The expression of correctly folded RBD protein in MDCK cells infected with experimental vaccine strains was evaluated by sandwich ELISA of cell lysates. The productive infection of the cell with each recombinant virus was confirmed by hemagglutination assay of cell supernatants, as well by the detection of cytopathic effect in each virus-infected well. Unexpectedly, the expression of high levels of RBD protein was detected only in cells infected with two variants with RBD insertions into the influenza HA molecule – FluCoVac-19 and FluCoVac-20 (Fig. 3). No significant expression of the RBD was detected in MDCK cells infected with any of the recombinant viruses with insertions into the NS1 ORF, indicating that synthesis of the RBD protein from the NS1 open reading frame does not result in proper folding of the target antigen within the infected cell (Fig. 3).

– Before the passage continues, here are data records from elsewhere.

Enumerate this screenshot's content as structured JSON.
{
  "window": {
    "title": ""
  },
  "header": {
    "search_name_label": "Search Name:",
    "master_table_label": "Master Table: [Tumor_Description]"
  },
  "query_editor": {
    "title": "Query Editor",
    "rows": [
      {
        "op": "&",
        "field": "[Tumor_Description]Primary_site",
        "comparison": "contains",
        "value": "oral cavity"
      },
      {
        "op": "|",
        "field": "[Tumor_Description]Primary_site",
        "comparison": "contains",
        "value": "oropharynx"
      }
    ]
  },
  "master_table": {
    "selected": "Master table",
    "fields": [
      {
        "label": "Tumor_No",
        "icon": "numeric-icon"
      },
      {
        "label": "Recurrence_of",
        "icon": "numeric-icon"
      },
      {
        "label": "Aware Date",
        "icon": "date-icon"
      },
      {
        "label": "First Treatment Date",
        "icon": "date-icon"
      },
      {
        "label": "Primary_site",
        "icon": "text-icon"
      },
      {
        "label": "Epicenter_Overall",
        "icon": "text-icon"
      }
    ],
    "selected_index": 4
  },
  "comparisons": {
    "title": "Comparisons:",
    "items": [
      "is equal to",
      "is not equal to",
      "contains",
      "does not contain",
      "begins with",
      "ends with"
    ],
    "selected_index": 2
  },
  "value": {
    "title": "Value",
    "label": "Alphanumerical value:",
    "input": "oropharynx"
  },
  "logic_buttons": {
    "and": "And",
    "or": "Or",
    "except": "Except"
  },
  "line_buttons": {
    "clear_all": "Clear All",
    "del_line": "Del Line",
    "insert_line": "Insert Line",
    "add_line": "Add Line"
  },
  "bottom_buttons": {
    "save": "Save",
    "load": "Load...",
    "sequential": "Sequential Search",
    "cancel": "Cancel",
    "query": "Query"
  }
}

Since RBD fragments inserted into HA molecule of influenza virus are supposed to be exposed on the surface of the virion, we conducted Western blot analyses of the sucrose gradient-purified viruses FluCoVac-19 and FluCoVac-20, using a polyclonal anti-RBD rabbit antibody and a mouse hyperimmune sera raised to the recombinant H7 HA protein expressed in insect cells. The H7N9 LAIV vector, as well as recombinant RBD protein, were used as control antigens in this assay. As shown in Fig. 4A, three apparent bands reacting with anti-RBD antibodies were observed in the FluCoVac-19 virus, suggesting the presence of RBD antigen in complex with the monomeric, dimeric and trimeric influenza HA molecules. The recombinant RBD protein used as a positive control in this study was also detected by anti-RBD antibodies in monomeric and multimeric forms, each monomer with expected size about 35 kDA (rhombus at Fig. 4A). Unexpectedly, no anti-RBD antibody binding was detected in the case of the FluCoVac-20 variant (Fig. 4A), whereas clear RBD expression was noted when MDCK cells were infected with this virus (Fig. 3). The absence of the RBD fragment within the HA molecule of FluCoVac-20 was confirmed by Western blot with anti-H7 antibody: the HA bands in various forms in this variant were identical to the H7N9 LAIV control virus, whereas corresponding bands of the FluCoVac-19 virus appeared at higher molecular weight, confirming the presence of an additional fragment within this antigen (Fig. 4B). Since FluCoVac-20 encoded the RBD fragment within the chimeric HA gene, which was confirmed by Sanger sequencing of the purified virus material, and expressed significant quantities of RBD within infected MDCK cells, most likely that the RBD fragment in this virus is subjected to proteolytic cleavage post-translationally and is not exposed on the surface of the virion.